La quatrième fête, suivant et concluant la fête des Tabernacles, à savoir son octave, est la fête de l'Assemblée et de la Collecte ; elle signifie l'octave de la résurrection, quand, quittant ces tabernacles, nous serons rassemblés au conseil et à la congrégation des Saints dans les cieux, dont le Psalmiste chante : « Bienheureux ceux qui habitent dans votre maison, Seigneur ; ils vous loueront dans les siècles des siècles. » Alors nous ne ferons aucune œuvre servile, parce qu'alors cessera tout péché, et aussi toute peine et toute douleur ; nous offrirons un holocauste au Seigneur, parce que de toutes nos forces et de tout l'élan de notre âme nous contemplerons et aimerons Dieu : car là nous accomplirons cette parole : « Tu aimeras le Seigneur ton Dieu de tout ton cœur et de toute ta force » ; et cette autre : « Bénis le Seigneur, ô mon âme, et que tout ce qui est en moi bénisse son saint nom. » Ainsi parle Radulphe, et en partie Hésychius, et d'après eux Ribera, livre 5 Du Temple, chapitres 10 et suivants.

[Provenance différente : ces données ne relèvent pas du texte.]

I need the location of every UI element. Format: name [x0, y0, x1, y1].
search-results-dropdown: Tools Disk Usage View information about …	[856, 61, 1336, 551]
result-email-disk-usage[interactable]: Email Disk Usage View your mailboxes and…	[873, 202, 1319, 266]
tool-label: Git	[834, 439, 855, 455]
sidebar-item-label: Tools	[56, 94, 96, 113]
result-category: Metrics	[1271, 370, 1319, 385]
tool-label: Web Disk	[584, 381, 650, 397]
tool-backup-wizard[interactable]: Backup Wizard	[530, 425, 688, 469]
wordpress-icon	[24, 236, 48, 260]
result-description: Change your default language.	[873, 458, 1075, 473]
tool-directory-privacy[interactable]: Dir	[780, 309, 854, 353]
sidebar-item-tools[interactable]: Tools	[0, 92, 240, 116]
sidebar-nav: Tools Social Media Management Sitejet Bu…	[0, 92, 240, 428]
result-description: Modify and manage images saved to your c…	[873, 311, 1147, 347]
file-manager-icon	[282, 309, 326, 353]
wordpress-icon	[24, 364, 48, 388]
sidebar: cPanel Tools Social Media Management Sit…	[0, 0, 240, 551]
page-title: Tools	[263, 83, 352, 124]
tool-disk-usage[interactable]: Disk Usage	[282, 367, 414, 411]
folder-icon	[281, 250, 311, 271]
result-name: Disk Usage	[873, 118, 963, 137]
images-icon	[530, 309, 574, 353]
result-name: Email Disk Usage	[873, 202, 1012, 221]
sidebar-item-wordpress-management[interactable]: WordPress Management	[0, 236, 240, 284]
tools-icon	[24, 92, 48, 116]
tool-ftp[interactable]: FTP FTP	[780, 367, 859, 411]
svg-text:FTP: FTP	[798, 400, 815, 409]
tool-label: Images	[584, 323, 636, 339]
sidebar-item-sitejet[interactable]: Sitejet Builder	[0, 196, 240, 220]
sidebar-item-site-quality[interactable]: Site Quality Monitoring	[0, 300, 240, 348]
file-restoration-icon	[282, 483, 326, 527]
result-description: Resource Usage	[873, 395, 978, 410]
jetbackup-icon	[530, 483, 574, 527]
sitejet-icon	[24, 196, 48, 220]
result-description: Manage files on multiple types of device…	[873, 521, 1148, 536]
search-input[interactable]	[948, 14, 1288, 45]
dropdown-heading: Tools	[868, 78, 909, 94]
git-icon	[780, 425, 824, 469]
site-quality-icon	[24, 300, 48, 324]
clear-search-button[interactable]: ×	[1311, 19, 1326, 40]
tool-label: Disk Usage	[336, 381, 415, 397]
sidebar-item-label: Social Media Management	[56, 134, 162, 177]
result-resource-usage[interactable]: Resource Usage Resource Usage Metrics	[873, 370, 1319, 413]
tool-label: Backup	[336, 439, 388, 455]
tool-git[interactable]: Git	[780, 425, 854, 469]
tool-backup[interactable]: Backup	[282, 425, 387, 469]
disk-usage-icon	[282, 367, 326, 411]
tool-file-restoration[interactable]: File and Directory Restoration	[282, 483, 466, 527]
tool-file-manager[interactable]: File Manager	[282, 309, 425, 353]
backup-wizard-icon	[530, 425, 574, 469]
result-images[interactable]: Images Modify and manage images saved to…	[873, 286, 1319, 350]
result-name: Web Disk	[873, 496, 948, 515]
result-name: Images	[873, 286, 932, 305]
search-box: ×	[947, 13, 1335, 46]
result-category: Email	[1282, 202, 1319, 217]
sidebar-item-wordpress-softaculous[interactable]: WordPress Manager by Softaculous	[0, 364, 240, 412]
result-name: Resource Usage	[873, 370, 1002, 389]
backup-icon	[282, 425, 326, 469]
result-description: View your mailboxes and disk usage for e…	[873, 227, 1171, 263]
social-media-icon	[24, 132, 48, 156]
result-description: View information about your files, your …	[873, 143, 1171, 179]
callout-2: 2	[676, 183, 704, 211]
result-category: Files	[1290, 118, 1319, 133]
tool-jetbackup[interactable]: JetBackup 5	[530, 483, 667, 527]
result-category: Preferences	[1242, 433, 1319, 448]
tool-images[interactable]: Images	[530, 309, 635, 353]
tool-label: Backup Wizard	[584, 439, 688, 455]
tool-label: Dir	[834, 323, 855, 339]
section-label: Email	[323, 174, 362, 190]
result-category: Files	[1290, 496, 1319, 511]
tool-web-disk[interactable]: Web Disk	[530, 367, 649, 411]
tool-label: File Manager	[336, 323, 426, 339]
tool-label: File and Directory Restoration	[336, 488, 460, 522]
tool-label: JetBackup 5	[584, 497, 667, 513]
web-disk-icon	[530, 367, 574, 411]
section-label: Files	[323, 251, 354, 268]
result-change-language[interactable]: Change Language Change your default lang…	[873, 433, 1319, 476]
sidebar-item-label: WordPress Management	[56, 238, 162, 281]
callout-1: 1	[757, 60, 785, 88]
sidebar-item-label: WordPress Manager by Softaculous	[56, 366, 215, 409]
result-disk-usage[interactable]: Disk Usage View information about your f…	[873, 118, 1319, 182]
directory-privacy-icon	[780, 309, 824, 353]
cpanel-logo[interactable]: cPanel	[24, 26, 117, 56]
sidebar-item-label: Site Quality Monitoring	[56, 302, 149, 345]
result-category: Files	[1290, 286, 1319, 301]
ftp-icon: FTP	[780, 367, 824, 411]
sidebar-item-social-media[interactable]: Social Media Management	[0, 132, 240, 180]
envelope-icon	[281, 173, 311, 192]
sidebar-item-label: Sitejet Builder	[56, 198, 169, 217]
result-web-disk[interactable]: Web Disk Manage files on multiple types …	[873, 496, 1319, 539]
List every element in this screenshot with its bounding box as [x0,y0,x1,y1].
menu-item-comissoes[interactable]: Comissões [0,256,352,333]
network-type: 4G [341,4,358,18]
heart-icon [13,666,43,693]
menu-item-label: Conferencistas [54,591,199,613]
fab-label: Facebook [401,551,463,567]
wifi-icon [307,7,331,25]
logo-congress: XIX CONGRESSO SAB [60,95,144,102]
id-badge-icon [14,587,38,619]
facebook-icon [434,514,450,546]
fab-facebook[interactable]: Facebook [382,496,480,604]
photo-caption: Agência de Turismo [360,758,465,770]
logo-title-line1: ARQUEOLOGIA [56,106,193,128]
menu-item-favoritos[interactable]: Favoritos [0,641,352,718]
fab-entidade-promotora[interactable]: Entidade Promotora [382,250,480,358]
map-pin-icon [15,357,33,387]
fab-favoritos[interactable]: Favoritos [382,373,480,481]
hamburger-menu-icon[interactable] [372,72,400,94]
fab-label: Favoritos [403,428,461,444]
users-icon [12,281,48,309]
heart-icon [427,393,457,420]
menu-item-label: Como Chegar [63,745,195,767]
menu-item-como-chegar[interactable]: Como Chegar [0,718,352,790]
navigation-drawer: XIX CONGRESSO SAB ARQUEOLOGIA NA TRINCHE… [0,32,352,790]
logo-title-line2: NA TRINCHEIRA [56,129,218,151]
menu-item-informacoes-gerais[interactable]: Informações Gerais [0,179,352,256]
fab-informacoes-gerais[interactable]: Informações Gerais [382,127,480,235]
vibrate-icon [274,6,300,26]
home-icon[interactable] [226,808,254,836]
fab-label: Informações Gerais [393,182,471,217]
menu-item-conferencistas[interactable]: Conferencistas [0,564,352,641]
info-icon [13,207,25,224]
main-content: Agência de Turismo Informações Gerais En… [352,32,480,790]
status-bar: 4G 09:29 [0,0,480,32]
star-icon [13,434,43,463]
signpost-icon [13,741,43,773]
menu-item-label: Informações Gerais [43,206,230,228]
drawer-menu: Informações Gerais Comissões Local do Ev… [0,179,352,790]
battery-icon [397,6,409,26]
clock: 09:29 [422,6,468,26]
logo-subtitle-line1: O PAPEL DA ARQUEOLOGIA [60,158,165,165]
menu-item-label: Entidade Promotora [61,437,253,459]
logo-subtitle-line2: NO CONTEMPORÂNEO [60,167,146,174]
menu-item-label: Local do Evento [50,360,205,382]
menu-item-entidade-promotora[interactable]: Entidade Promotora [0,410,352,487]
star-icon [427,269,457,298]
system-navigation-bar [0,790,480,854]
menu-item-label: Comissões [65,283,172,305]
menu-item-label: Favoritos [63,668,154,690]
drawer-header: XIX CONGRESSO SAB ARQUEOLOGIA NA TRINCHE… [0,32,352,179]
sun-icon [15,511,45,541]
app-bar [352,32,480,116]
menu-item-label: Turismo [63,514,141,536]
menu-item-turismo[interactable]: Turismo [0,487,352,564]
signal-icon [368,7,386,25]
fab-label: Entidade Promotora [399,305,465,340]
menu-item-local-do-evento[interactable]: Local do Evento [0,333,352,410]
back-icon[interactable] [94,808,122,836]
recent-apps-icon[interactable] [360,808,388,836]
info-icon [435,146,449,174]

Application allégorique à la Nativité du Christ
Allégoriquement aussi, Rupert applique avec à-propos et élégance ces choses à la fête de la Nativité du Christ Seigneur. Car de même que la pâque et la pentecôte des Juifs, dit-il, signifiaient la pâque et la pentecôte des chrétiens, ainsi la fête des Tabernacles, qui était célébrée à la fin de l'année, signifiait la fête de la Nativité du Seigneur, qui est célébrée à la fin de l'année. Car alors, dans la joie, nous recueillons le fruit de notre terre virginale, c'est-à-dire de la Bienheureuse Marie — à savoir le Christ à Bethléem — et le fruit du plus bel arbre, c'est-à-dire le Fils de la Vierge immaculée, nous l'offrons et le recevons trois fois dans l'Eucharistie. Car le Christ est né dans une étable et une hôtellerie, afin de demeurer ici parmi nous comme sous un tabernacle, et de nous conduire d'ici vers la patrie céleste ; et les palmes sont aussi présentes : car cette fête du Christ est accompagnée et suivie du martyre et de la victoire de saint Étienne ; et l'arbre au feuillage touffu est présent, à savoir saint Jean répandant de denses et très profonds mystères ; et les petits innocents sont présents, qui, comme des saules du torrent n'ayant pas de fruit d'œuvres, s'élancèrent soudain par la seule grâce de Dieu vers la verdure de la patrie éternelle et du paradis céleste.